Those of us in the news industry were happy to see that the 2010s move by. For every one of the alarmist talk about the damage done to the global market from the subprime mortgage crisis to the Northern Rock crisis we could see an America on the rebound. It’s astonishing to remember that even when there was a downturn nobody in the politics or media has been calling for any tariffs or other protectionist measures to be brought in to help the American market. Perhaps the downturn is over and we’re just now recovering. However, the signs are all there, and they’re good.
There was lots of finger pointing and political rhetoric leading up to the election of Obama however journalists were astonished at the number of people voted for him. This was a big surprise to the news industry because a lot of felt it was their duty to get Obama to the White House on the ticket. No president has ever won with such a low voter approval rating. The lesson isn’t that journalists do not know what they are doing, but voters do not care what they think. Perhaps they do not care if the politicians tell them exactly what to write about.
What really matters to a news company is the quality of the journalism. If your journalism is poor, you aren’t likely to build up customer loyalty, publish accurate and intriguing stories, bring advertising dollars, or keep a readership. The digital disruption is here to stay. There are several ways that the online explosion of websites, communications and information is changing the way the news business does business. The change is dramatic, profound and long term.

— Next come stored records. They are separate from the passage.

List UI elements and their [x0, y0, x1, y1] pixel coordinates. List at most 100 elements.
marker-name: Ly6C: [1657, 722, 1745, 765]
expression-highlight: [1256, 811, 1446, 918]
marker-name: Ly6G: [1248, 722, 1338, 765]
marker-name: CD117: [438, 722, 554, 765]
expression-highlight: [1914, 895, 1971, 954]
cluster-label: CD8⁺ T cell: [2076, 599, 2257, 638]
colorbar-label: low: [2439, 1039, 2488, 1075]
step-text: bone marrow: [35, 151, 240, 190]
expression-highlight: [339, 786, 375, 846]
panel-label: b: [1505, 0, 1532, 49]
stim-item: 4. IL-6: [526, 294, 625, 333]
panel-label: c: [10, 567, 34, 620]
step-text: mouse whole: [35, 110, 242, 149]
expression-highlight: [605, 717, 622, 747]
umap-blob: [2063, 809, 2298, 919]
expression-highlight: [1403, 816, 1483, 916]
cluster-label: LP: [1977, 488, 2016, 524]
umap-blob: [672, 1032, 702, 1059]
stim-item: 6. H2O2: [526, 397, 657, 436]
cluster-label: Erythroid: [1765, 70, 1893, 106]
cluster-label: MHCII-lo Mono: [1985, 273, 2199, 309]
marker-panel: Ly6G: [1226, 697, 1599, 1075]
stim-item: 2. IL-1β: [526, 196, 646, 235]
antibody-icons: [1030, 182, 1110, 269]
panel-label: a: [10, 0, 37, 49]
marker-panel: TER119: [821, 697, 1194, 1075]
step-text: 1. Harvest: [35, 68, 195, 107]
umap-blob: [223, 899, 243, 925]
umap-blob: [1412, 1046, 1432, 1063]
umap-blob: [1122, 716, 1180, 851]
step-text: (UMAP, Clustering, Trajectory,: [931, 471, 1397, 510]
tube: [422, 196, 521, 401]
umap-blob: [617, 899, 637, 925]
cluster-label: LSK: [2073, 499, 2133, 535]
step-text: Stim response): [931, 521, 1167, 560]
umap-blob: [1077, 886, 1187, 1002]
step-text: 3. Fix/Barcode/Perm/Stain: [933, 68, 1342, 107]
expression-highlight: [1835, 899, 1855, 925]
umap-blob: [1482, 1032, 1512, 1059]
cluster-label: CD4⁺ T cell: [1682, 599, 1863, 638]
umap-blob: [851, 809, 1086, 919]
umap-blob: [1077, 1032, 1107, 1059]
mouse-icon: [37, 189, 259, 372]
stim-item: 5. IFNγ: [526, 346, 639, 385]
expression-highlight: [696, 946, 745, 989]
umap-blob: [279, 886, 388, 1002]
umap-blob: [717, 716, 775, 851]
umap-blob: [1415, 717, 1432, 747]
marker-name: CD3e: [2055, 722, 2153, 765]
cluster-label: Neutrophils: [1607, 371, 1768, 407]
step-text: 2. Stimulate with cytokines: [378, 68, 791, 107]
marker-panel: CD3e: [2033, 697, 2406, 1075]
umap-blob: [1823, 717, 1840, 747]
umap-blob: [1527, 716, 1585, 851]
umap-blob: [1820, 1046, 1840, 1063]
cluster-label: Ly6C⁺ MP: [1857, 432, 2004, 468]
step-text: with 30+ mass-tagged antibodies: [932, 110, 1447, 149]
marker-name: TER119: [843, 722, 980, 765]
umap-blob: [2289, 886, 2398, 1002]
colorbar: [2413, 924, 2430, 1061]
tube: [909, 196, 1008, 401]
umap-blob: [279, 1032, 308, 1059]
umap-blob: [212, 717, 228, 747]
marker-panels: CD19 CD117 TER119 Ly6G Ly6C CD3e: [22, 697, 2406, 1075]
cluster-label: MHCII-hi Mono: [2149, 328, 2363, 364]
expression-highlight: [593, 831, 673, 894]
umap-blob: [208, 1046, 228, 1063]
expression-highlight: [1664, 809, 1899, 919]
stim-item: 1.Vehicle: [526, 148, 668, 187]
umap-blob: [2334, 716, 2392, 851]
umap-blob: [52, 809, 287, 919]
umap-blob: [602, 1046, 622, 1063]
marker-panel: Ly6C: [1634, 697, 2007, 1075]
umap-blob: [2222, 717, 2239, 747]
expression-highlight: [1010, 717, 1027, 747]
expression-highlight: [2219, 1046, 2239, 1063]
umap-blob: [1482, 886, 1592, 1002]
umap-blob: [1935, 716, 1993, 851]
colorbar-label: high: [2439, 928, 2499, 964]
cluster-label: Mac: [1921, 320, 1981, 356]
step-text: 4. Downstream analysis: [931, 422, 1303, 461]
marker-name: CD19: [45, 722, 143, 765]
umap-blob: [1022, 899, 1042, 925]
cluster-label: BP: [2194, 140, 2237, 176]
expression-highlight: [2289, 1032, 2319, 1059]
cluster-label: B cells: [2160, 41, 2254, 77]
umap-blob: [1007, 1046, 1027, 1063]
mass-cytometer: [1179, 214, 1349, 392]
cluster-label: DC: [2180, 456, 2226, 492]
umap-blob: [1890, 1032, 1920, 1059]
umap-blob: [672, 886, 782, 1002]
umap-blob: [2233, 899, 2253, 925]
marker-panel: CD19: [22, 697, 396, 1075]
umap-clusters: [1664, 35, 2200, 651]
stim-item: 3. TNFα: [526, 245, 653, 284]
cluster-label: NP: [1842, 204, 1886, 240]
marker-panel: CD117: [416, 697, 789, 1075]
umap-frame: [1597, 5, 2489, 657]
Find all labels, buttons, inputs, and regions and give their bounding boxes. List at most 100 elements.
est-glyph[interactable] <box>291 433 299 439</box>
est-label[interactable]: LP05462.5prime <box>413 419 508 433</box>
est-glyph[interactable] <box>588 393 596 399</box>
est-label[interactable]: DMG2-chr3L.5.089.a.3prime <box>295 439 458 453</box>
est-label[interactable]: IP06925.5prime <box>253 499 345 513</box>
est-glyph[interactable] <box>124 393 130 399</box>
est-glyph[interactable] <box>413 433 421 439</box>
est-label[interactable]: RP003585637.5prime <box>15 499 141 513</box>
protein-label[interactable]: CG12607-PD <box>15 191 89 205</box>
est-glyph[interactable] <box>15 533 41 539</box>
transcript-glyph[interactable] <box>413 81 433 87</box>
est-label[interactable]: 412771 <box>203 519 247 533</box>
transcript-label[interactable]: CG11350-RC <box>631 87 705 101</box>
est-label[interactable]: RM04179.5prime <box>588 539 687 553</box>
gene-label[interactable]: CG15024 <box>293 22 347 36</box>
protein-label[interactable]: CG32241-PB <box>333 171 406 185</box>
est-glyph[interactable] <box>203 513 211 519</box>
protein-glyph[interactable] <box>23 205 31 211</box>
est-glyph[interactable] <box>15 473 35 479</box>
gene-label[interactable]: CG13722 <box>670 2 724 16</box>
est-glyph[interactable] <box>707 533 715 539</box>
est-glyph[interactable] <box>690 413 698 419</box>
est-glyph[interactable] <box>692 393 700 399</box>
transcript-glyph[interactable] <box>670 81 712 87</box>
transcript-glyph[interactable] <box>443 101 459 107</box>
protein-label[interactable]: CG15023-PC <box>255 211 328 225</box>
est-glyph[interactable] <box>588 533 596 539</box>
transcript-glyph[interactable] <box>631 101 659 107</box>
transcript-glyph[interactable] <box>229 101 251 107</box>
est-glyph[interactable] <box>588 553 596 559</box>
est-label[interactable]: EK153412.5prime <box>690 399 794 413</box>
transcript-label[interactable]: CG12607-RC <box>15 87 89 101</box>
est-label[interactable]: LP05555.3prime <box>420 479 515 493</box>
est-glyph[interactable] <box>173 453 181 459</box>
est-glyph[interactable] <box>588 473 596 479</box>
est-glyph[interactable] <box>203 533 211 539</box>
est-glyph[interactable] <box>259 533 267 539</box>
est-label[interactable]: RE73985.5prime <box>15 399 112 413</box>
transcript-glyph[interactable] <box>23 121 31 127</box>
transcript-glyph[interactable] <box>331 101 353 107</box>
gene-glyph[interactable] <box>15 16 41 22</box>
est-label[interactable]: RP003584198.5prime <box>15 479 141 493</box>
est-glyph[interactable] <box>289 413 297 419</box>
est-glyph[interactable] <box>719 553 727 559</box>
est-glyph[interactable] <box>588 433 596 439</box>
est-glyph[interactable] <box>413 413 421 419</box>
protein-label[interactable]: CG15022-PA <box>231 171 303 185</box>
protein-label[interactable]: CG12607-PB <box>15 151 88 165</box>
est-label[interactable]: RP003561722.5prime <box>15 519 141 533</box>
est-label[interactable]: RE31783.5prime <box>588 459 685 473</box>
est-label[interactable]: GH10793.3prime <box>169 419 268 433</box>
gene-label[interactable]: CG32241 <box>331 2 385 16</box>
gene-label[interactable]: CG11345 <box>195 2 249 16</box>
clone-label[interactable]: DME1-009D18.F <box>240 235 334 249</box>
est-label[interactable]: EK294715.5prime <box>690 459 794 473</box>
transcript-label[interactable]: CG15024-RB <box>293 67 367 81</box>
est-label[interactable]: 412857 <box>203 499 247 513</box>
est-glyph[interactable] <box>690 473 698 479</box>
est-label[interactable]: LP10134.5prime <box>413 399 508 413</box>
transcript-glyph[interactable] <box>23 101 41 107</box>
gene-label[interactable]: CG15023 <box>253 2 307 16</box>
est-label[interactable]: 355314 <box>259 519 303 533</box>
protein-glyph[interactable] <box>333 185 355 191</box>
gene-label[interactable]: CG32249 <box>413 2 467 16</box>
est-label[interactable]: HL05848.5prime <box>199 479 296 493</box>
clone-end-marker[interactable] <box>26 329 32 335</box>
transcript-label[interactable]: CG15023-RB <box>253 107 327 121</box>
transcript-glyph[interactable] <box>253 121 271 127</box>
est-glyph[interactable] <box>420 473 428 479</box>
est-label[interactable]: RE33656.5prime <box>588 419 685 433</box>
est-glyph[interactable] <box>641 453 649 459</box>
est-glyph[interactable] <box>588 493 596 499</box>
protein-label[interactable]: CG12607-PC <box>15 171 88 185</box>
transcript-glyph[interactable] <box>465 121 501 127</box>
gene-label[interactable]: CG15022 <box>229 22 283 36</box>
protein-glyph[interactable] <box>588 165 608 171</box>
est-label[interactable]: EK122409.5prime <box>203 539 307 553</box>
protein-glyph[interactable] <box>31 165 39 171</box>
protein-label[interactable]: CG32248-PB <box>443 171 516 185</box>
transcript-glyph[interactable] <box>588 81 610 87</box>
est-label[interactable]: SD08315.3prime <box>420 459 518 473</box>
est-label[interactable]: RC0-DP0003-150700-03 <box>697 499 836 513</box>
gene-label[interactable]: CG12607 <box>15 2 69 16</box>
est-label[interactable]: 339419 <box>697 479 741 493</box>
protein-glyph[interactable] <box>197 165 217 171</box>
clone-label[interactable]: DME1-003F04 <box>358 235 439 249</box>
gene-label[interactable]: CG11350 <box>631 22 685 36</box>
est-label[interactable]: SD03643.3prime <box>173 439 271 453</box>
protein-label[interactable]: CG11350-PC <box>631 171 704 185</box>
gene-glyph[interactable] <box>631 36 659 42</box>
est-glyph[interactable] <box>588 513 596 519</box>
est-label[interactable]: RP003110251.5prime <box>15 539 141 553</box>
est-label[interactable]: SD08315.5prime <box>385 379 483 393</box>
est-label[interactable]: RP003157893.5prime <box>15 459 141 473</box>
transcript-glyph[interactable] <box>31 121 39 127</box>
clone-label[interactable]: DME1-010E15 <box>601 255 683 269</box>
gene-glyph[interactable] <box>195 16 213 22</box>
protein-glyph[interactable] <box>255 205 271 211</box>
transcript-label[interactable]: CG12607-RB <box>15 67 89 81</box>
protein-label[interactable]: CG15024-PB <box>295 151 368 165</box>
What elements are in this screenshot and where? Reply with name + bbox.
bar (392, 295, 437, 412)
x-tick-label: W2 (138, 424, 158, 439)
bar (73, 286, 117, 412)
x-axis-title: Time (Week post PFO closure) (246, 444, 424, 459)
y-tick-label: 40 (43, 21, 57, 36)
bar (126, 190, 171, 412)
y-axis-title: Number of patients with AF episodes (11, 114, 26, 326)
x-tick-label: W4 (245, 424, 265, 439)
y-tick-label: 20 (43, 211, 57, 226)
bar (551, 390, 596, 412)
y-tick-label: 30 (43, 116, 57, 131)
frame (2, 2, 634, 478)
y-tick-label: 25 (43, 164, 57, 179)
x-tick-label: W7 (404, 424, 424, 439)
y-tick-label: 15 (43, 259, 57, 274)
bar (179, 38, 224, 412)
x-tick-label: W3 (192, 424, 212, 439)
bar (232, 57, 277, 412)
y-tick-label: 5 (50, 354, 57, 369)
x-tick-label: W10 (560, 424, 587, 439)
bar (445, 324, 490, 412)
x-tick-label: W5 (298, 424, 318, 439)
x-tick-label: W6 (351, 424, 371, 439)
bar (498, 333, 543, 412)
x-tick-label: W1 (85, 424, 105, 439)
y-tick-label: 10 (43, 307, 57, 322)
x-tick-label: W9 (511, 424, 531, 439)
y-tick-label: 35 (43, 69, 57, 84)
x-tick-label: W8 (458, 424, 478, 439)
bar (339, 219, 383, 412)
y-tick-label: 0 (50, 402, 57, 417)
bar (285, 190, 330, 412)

Some worry that the upcoming changes in how journalists cover government and industry problems will harm the news business and its ability to serve clients and keep a solid readership. I have some concerns about this, also. In reality, among the biggest fears I have as a writer and editor is that journalists and newspapers might have to go”down the news route” to stay credible. That would mean less than great copy, tons of boring reporting that is rarely interesting or topical.
But that is most likely a brief view of the situation. I am also worried about the possible impact on traditional journalism which will arise in the increasing reliance on social networks such as Facebook and Google. The debut of smartphone devices with digital camera capabilities and social media capabilities has considerably reduced the demand for broadcast and print media. Consequently, the influence on the news business will be enormous.
The primary impact will be reduced earnings. Many newspapers and magazines are already losing money because they’ve stopped publishing due to the lack of earnings generated by the conventional model. In some cases, the conventional model is being substituted by revenue-sharing agreements with news company owners. These owners normally are wealthy individuals with deep pockets that have multiple sites and regularly upgrade their revenue units accordingly.
The second effect is the effect on the nonprofit and charity industry. For decades, the information business has focused its earnings efforts on the commercial model, which generated a modest income for the publishers. However, this version is not sustainable in the long term. With fewer people relying upon print for their first news story, nonprofit and charity news publishers are having a decline in subscriptions. It’s not clear if this trend will reverse or continue, but it is clear that the future of the news business lies in new areas.
If the current trends continue, the future of the news businesses and the news sector could look very different ten years from now. News companies may still need to adjust their revenue models, but it isn’t probable that they will do so dramatically. A changing environment will surely create additional challenges. But additionally, it will create opportunity. Traditional paper and magazine publishers may discover new strategies to increase their earnings if they adopt new models which are more sustainable and innovative.